For the past month or so (since the FRA outage, but that could be coincidental) the monitoring has been telling me that occasionally a request might hit the Fly Edge in IAD but then get forwarded to my app running in FRA, or vice-versa. There is nothing wrong with the apps in either location as far as I can tell, flyctl says they are happy and handling requests. The latency of the response matches up with the traffic having been tunneled across the Atlantic and back.
This happens in bursts of maybe an hour or two, and its never all requests which get forwarded to the other region, some are still handled locally. I’m wondering if it’s some form of load shedding - if CPU in one region is running hot, are requests sent to apps in other regions? Or is it a bug in the Edge to App routing?
If it helps, these are headers from one such cross-continental response just now:
server Fly/5369a69b (2022-02-23)
date Fri, 25 Feb 2022 12:47:24 GMT
x-fly-edge-region iad
x-fly-app-region fra
fly-request-id 01FWREQXJY00CMQ5RA38V7CR6A-iad
I’m resurrecting this old thread because I’m seeing this happen again. It’s been solid since this fix was put in place, with only very occasional inter-region routing which I am putting down to a “disturbance in force”.

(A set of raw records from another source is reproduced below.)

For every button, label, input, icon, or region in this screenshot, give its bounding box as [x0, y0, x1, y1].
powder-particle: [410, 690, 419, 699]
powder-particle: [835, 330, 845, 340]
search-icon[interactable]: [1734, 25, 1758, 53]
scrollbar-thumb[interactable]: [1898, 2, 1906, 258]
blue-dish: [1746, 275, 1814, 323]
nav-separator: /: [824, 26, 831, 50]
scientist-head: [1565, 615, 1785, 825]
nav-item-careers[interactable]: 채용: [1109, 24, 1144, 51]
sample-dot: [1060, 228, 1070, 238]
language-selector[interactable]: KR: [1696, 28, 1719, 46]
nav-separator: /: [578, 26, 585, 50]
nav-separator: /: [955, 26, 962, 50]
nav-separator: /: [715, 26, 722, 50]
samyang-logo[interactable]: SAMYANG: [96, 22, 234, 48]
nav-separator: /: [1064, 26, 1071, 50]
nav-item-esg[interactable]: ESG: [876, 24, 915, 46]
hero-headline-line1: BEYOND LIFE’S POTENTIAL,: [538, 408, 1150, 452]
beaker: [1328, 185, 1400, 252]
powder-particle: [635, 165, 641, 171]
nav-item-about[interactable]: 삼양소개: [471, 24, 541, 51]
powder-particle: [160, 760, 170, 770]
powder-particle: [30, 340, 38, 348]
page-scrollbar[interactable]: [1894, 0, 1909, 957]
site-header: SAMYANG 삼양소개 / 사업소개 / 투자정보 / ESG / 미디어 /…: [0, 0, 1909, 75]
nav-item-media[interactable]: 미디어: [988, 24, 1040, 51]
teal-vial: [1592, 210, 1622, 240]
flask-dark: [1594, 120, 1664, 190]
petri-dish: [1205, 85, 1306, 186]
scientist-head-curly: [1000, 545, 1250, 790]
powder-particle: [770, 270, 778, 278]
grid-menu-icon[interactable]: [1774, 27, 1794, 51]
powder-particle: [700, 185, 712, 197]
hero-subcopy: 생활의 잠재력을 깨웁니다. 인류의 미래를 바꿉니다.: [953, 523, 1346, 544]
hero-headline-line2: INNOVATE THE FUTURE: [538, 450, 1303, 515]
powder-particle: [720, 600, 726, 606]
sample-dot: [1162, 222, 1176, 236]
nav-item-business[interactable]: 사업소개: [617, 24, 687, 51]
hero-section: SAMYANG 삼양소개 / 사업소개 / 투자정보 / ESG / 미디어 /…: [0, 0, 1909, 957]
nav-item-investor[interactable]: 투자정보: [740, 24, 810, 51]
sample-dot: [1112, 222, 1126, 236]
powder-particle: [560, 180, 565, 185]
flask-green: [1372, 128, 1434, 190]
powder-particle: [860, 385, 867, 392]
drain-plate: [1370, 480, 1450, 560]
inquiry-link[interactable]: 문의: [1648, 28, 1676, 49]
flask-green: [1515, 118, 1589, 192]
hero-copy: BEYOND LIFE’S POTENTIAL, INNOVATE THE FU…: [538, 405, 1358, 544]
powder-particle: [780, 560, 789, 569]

But my monitoring starting alerting again about 12 hours ago, with all checks which run from Germany correctly hitting the FRA Edge node, but about 50% of those routing to the App in IAD instead of FRA.
flyctl status looks fine, the app is healthy in both locations with no restarts. These are the headers from one response:
server Fly/253cbbff (2022-03-23)
date Tue, 29 Mar 2022 07:36:38 GMT
x-fly-edge-region fra
x-fly-app-region iad
fly-request-id 01FZA9NW2AMWK9W96CNANFNHG8-fra
It’s intermittent too. In all cases, the alert resolves itself on the next test run, only to happen again a few minutes later.

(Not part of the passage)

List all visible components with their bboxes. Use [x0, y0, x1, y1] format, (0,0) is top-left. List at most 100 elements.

I’m still seeing this - it’s been happening for 36 hours now, and it looks like approximately a third of the requests from my monitoring which hit the FRA edge location are reaching my app in IAD and not FRA, and the latency figures match up with this.
The headers of the most recent occurrence:
server Fly/253cbbff (2022-03-23)
date Wed, 30 Mar 2022 08:01:38 GMT
x-fly-edge-region fra
x-fly-app-region iad
fly-request-id 01FZCXGBPBJQAKWZ8D24DHF6CV-fra
Thanks for the update. I haven’t seen any change, it’s still happening, most recently:
server Fly/253cbbff (2022-03-23)
date Wed, 30 Mar 2022 17:01:39 GMT
x-fly-edge-region fra
x-fly-app-region iad
fly-request-id 01FZDWD5DXY0GE3H2TMT2CS7AT-fra
Going forward, is it useful for me to post in this thread if I see it happen in the future? Or are you already aware when it happens and just need time to investigate the permanent fix?